Critical Care Medicine Department, Clinical Center, and National Heart, Lung, and Blood Institute, National Institutes of Health, Bethesda, MD.
Division of Cardiology, Duke University Medical Center, Durham, NC.
Blood. 2024 Nov 14;144(20):2075-2082. doi: 10.1182/blood.2024025927.
A "restrictive" red blood cell transfusion threshold, a hemoglobin concentration <7 to 8 g/dL, has long been recommended for most hospitalized patients including anemic patients with stable cardiovascular disease (CVD). Although no threshold recommendation is given for acute coronary syndromes (ACSs), recent evidence suggests that "liberal" rather than "restrictive" transfusion strategies are associated with significantly improved safety for hospitalized patients with stable CVD and/or ACS. This finding suggests that previously available data were misinterpreted. Conclusions drawn from earlier transfusion trigger trials have been confounded by unintentional trial design and analysis flaws that have contributed to erroneous recommendations regarding the safety of a restrictive threshold. Subsequently, these conclusions have been incorporated into widely accepted guidelines and clinical practice. Management with a restrictive vs liberal transfusion strategy (<10 g/dL) increases the risk of new-onset ACS in patients with CVD by ∼2%. We estimate that since 2019, using hospital databases and a recent meta-analysis, this practice may have resulted in ∼700 excess ACS events per year in orthopedic surgical patients. Given these findings, transfusion practices in other clinical conditions, particularly those derived from similar transfusion trigger trials, should be questioned.

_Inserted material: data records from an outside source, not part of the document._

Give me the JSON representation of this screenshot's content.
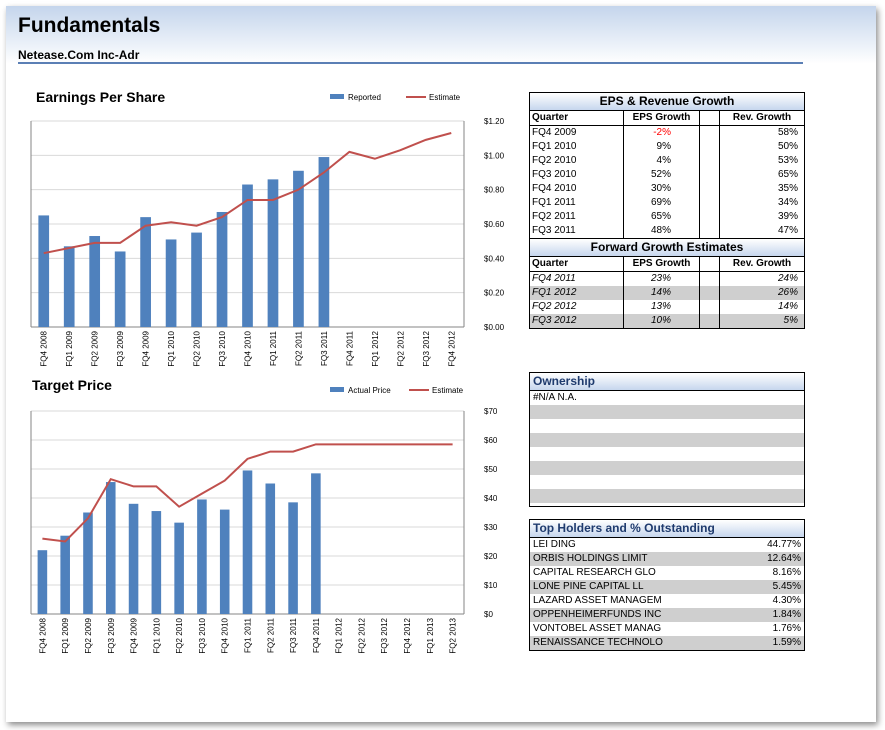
{
  "header": {
    "title": "Fundamentals",
    "subtitle": "Netease.Com Inc-Adr"
  },
  "eps_chart": {
    "title": "Earnings Per Share",
    "legend": {
      "bar": "Reported",
      "line": "Estimate"
    },
    "bar_color": "#4f81bd",
    "line_color": "#c0504d"
  },
  "target_chart": {
    "title": "Target Price",
    "legend": {
      "bar": "Actual Price",
      "line": "Estimate"
    },
    "bar_color": "#4f81bd",
    "line_color": "#c0504d"
  },
  "chart_data": [
    {
      "type": "bar",
      "title": "Earnings Per Share",
      "categories": [
        "FQ4 2008",
        "FQ1 2009",
        "FQ2 2009",
        "FQ3 2009",
        "FQ4 2009",
        "FQ1 2010",
        "FQ2 2010",
        "FQ3 2010",
        "FQ4 2010",
        "FQ1 2011",
        "FQ2 2011",
        "FQ3 2011",
        "FQ4 2011",
        "FQ1 2012",
        "FQ2 2012",
        "FQ3 2012",
        "FQ4 2012"
      ],
      "series": [
        {
          "name": "Reported",
          "type": "bar",
          "values": [
            0.65,
            0.47,
            0.53,
            0.44,
            0.64,
            0.51,
            0.55,
            0.67,
            0.83,
            0.86,
            0.91,
            0.99,
            null,
            null,
            null,
            null,
            null
          ]
        },
        {
          "name": "Estimate",
          "type": "line",
          "values": [
            0.43,
            0.46,
            0.49,
            0.49,
            0.59,
            0.61,
            0.59,
            0.64,
            0.74,
            0.74,
            0.8,
            0.9,
            1.02,
            0.98,
            1.03,
            1.09,
            1.13
          ]
        }
      ],
      "ylim": [
        0,
        1.2
      ],
      "yticks": [
        "$0.00",
        "$0.20",
        "$0.40",
        "$0.60",
        "$0.80",
        "$1.00",
        "$1.20"
      ],
      "yaxis_position": "right",
      "legend_position": "top-right"
    },
    {
      "type": "bar",
      "title": "Target Price",
      "categories": [
        "FQ4 2008",
        "FQ1 2009",
        "FQ2 2009",
        "FQ3 2009",
        "FQ4 2009",
        "FQ1 2010",
        "FQ2 2010",
        "FQ3 2010",
        "FQ4 2010",
        "FQ1 2011",
        "FQ2 2011",
        "FQ3 2011",
        "FQ4 2011",
        "FQ1 2012",
        "FQ2 2012",
        "FQ3 2012",
        "FQ4 2012",
        "FQ1 2013",
        "FQ2 2013"
      ],
      "series": [
        {
          "name": "Actual Price",
          "type": "bar",
          "values": [
            22,
            27,
            35,
            45.5,
            38,
            35.5,
            31.5,
            39.5,
            36,
            49.5,
            45,
            38.5,
            48.5,
            null,
            null,
            null,
            null,
            null,
            null
          ]
        },
        {
          "name": "Estimate",
          "type": "line",
          "values": [
            26,
            25,
            33,
            46.5,
            44,
            44,
            37,
            41.5,
            46,
            53.5,
            56,
            56,
            58.5,
            58.5,
            58.5,
            58.5,
            58.5,
            58.5,
            58.5
          ]
        }
      ],
      "ylim": [
        0,
        70
      ],
      "yticks": [
        "$0",
        "$10",
        "$20",
        "$30",
        "$40",
        "$50",
        "$60",
        "$70"
      ],
      "yaxis_position": "right",
      "legend_position": "top-right"
    }
  ],
  "growth_table": {
    "title": "EPS & Revenue Growth",
    "headers": [
      "Quarter",
      "EPS Growth",
      "Rev. Growth"
    ],
    "rows": [
      [
        "FQ4 2009",
        "-2%",
        "58%"
      ],
      [
        "FQ1 2010",
        "9%",
        "50%"
      ],
      [
        "FQ2 2010",
        "4%",
        "53%"
      ],
      [
        "FQ3 2010",
        "52%",
        "65%"
      ],
      [
        "FQ4 2010",
        "30%",
        "35%"
      ],
      [
        "FQ1 2011",
        "69%",
        "34%"
      ],
      [
        "FQ2 2011",
        "65%",
        "39%"
      ],
      [
        "FQ3 2011",
        "48%",
        "47%"
      ]
    ],
    "forward_title": "Forward Growth Estimates",
    "forward_rows": [
      [
        "FQ4 2011",
        "23%",
        "24%"
      ],
      [
        "FQ1 2012",
        "14%",
        "26%"
      ],
      [
        "FQ2 2012",
        "13%",
        "14%"
      ],
      [
        "FQ3 2012",
        "10%",
        "5%"
      ]
    ]
  },
  "ownership": {
    "title": "Ownership",
    "first_row": "#N/A N.A."
  },
  "holders": {
    "title": "Top Holders and % Outstanding",
    "rows": [
      [
        "LEI DING",
        "44.77%"
      ],
      [
        "ORBIS HOLDINGS LIMIT",
        "12.64%"
      ],
      [
        "CAPITAL RESEARCH GLO",
        "8.16%"
      ],
      [
        "LONE PINE CAPITAL LL",
        "5.45%"
      ],
      [
        "LAZARD ASSET MANAGEM",
        "4.30%"
      ],
      [
        "OPPENHEIMERFUNDS INC",
        "1.84%"
      ],
      [
        "VONTOBEL ASSET MANAG",
        "1.76%"
      ],
      [
        "RENAISSANCE TECHNOLO",
        "1.59%"
      ]
    ]
  }
}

Restrictive and liberal transfusion policies merit a general reconsideration. Rather than a single numerical transfusion trigger, transfusion therapy should be personalized. Consideration of an individual patient's age, clinical status, and comorbidities is integral to transfusing. To avoid making similar errors, future trials of transfusion therapy should determine common practices before study inception and incorporate them as a usual-care "control" comparator arm into the trial design. Such studies should more reliably improve current transfusion practice.

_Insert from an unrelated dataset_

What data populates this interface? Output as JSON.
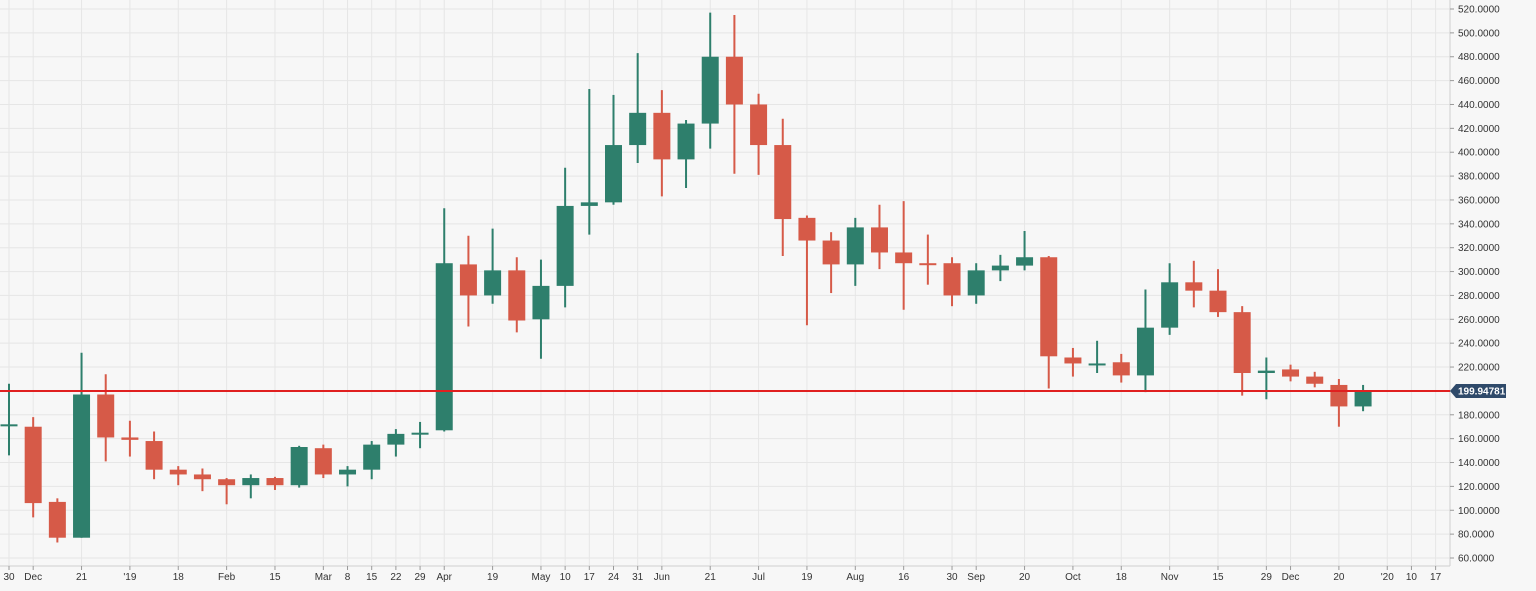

长期以来,大多数住院患者(包括患有稳定心血管疾病的贫血患者)都建议采用“限制”性的红细胞输血阈值,即血红蛋白浓度<7 至 8 g/dL。尽管没有为急性冠状动脉综合征(ACS)推荐阈值,但最近的证据表明,与“限制”输血策略相比,“宽松”输血策略与稳定 CVD 和/或 ACS 住院患者的安全性显著提高相关。这一发现表明,以前的数据被误解了。从早期输血触发试验中得出的结论受到了试验设计和分析缺陷的影响,这些缺陷导致了关于限制阈值安全性的错误建议。随后,这些结论被纳入了广泛接受的指南和临床实践中。与限制性(<10 g/dL)与宽松输血策略相比,增加了 CVD 患者新发 ACS 的风险约 2%。我们估计,自 2019 年以来,使用医院数据库和最近的荟萃分析,这种做法可能导致每年骨科手术患者中出现约 700 例额外的 ACS 事件。鉴于这些发现,应质疑其他临床情况下的输血实践,特别是那些源自类似输血触发试验的实践。限制和宽松的输血政策值得重新全面考虑。输血疗法不应采用单一的数值输血触发,而应个体化。考虑患者的年龄、临床状况和合并症是输血的重要组成部分。为了避免犯类似的错误,未来的输血治疗试验应在研究开始前确定常见做法,并将其作为常规护理“对照”比较组纳入试验设计。此类研究应更可靠地改善当前的输血实践。